Lalu Natsir menyatakan ,”Kita (orang Islam-Kristen) sama-sama terikat oleh Wajib Dakwah untuk menyebarkan agama sampai ke ujung bumi, namun kita juga wajib menjaga masa depan NKRI (Negara Kesatuan Republik Indonesia), hidup bersama saling rukun dalam kaitan ini dengan perkataan : Dapatkah kita mencapai kiranya Modus Vivendi, cara hidup bersama di dalam negara (NKRI) yang bersifat multi rejius ini tanpa mengkhianati keyakinan masing-masing?” Ungkapan pertanyaan ini dijawab Natsir sendiri,”Saya katakan bahwa saya sendiri sebagai Muslim mempunyai rasa optimis dalam menjawab pertanyaan ini. Sebab apa ? Dalam menjalankan Wajib Dakwah itu kami orang Islam mempunyai code etick sebagai pedoman. Antara lain code ethic itu ditegaskan bahwa keyakinan agama tidak boleh dan tidak bisa dipaksakan. Tidak ada paksaan dalam keyakinan agama. Dakwah harus dilakukan dengan bijaksana (hikmah), dengan pendidikan yang baik-baik (maudzah hasanah), dan dengan bertukar pikiran dengnan cara terbaik (mujadalah billati hiya ahsan). Dan berdasarkan code ethic itu kami orang Islam tidak menganggap umat Masehi sebagai orang-orang Heiden atau orang Anemis yang masih belum beragama. Bagi kami umat Masehi adalah apa yang disebut sebagai Ahli Kitab yang mempunyai kedudukan yang khusus dalam penilaian kami..” katanya seraya Natsir mensir perintah Quran bagaimana seorang Muslim bersikap kepada Ahli Kitab: “Aku perintahkan supaya berlaku adil terhadapmu, Allah adalah Tuhan kami dan Tuhan mu jua, bagi kami amalan kami, bagi-mu (pulalah) amalan-mu.Tak ada (alasan untuk) bersengketa antara kita, Allah jua akan menghimpun kita (semua) dan kepada-Nyalah kita akan (sama-sama) kembali. (Al-Quran).
***
Demikianlah ajakan Natsir dalam Musyawarah Antar Ummat Beragama pada 1967 itu tapi justru “dilawan” oleh sikap pihak Nasrani untuk tetap bertekad menyebarkan agamanya kepada siapa saja. Ini yang menjadi dalih pemerintah pada 1969 mengeluarkan SKB Tiga Menteri (yang dilanjutkan dengan PMB sampai hari ini) untuk mengatur kegiatan penyiaran agama yang berpotensi gesekan Islam-Kristen. Dalam SKB itu juga diatur rinci perihal ijin mendirikan rumah ibadah. Telah menjadi fakta orang Kristen terus melakukan Kristenisasi di Indonesia dengan dalih Diakonia (Pelayanan Masyarakat), dan hal ini menjadi keprihatinan M.Natsir berkepanjangan. Itulah pasalnya ketika Paus Yohanes Paulus II berkunjung ke Indonesia pada akhir 1989, M.Natsir dan sejumlah tokoh Islam antara lain : KH.Masykur (mantan Menteri Agama RI), Prof. Dr.HM Rasyidi (mantan Menteri Agama RI), KH.Rusli Abd.Wahid (mantan Menteri Negara RI), melayangkan surat kepada Paus dan copy suratnya dibukukan dan diedarkan luas ke tengah masyarakat.. Dalam suratnya kepada Paus Natsir dkk, mengingatkan adanya Kristenisasi dengan dalih Diakonia di Indonesia. Natsir juga mengutip hasil Konferensi Chambesy Juni 1976, di mana pemimpin Islam, Katolik dan Protestan sepakat mengutuk cara penggunaan Diakonia, khususnya untuk penyebaran agama.
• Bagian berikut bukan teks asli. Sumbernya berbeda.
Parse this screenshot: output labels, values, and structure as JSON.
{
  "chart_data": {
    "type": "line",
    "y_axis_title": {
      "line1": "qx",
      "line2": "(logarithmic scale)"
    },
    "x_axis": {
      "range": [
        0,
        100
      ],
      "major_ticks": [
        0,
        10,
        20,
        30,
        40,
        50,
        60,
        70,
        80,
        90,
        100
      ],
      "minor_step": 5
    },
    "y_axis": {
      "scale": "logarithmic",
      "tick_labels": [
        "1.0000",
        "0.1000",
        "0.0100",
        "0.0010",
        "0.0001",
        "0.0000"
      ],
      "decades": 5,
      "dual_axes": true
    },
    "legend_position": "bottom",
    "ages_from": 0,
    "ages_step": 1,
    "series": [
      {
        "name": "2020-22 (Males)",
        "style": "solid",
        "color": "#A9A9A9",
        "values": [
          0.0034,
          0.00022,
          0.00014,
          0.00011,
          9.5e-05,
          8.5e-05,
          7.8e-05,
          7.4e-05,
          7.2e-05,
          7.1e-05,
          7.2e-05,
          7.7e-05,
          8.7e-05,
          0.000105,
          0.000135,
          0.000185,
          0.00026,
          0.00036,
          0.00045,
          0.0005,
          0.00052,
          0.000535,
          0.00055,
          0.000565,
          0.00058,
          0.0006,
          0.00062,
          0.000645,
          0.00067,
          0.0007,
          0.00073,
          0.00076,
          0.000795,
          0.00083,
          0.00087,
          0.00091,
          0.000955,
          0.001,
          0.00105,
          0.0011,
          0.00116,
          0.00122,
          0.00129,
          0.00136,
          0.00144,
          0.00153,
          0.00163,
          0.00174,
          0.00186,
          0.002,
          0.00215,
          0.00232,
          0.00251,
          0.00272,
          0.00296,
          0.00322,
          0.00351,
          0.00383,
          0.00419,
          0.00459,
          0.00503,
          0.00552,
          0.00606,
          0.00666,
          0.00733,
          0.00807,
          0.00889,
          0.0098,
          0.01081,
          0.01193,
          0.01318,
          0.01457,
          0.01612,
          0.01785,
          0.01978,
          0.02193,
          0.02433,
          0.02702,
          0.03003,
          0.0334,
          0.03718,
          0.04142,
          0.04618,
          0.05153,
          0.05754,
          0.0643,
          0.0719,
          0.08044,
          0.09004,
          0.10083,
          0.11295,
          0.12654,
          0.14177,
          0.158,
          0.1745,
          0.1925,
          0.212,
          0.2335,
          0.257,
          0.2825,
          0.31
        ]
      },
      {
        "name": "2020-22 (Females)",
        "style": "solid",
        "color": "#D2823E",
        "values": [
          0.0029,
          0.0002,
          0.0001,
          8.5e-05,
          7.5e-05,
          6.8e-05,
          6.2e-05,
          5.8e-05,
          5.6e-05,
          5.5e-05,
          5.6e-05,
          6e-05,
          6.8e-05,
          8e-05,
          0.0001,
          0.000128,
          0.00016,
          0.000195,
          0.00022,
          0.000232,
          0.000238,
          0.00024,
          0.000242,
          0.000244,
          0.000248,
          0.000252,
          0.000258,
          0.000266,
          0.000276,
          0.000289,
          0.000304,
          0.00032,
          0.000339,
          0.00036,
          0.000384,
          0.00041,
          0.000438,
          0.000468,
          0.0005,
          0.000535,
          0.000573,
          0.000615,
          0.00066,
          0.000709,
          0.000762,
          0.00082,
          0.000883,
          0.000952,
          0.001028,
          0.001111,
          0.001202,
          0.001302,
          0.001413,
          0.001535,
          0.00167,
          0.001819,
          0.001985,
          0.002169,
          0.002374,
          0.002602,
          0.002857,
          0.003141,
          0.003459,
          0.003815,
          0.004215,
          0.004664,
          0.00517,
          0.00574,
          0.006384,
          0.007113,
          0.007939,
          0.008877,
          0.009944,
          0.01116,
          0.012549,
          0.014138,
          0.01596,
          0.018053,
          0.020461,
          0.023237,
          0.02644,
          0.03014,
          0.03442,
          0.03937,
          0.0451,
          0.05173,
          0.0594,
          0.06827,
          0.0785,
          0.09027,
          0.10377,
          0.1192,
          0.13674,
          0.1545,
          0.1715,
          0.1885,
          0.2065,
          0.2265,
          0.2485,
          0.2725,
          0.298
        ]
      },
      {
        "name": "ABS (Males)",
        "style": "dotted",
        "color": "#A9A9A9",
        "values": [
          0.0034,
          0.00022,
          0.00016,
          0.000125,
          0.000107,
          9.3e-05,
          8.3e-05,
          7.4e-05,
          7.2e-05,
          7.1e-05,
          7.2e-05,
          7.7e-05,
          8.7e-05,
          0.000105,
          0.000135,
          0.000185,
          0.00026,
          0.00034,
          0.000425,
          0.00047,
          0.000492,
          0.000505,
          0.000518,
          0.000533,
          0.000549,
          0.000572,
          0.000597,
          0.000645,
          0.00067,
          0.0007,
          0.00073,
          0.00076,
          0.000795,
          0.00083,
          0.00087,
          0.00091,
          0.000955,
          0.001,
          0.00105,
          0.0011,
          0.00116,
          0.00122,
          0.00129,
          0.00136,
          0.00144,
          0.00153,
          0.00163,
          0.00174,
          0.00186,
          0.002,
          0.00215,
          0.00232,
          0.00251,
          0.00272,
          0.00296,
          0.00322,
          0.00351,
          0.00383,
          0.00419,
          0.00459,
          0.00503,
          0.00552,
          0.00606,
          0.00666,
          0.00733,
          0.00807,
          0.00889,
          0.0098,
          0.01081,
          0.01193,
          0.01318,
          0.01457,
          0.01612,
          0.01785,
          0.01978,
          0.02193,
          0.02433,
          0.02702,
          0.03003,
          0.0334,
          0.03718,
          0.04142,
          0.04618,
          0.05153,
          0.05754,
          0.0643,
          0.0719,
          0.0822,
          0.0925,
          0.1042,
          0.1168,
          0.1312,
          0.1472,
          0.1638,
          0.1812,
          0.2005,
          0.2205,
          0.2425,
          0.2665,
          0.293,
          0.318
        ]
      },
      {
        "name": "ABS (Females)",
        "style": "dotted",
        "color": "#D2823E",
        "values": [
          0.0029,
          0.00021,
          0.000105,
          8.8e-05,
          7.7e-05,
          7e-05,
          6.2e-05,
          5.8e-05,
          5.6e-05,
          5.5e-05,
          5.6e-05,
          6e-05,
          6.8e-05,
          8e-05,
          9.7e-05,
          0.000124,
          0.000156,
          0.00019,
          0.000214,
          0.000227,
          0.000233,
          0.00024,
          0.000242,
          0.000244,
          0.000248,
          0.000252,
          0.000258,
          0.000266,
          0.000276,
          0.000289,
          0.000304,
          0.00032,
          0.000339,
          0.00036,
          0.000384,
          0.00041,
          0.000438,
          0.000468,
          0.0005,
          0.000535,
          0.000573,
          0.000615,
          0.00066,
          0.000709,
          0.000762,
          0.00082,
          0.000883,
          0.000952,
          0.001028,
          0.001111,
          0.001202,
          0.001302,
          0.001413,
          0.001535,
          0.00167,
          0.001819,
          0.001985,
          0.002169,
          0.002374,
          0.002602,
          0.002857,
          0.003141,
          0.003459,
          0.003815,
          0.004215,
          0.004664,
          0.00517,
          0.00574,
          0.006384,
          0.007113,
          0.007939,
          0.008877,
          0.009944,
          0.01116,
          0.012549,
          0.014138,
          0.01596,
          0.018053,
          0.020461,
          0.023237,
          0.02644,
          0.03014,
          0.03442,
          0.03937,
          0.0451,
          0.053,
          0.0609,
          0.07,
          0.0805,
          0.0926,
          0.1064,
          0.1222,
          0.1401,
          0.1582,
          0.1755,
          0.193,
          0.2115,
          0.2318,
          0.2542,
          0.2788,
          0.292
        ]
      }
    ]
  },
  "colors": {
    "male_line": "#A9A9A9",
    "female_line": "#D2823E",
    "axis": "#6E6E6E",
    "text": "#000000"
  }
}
Catatan lama ini kita kutip sebagian untuk menyegarkan ingatan kepada fakta lama betapa amat tolerannya para pemimpin Islam dalam membahas hubungan antara umat beragama di Indonesia. Adalah tuduhan yang keji jika kini umat Islam disebut-sebut anti toleransi, tidak mau hidup rukun dengan agama lain bahkan sebagai mayoritas, umat Islam menindas kelompok agama minoritas. Jadi sebetulnya siapa yang mengidap chaunisme dalam bergama dan tidak memiliki semangat sense of minority? Barangkali yang menuduh itu sendiri yang justru memiliki watak yang amat primitif itu Niscaya!.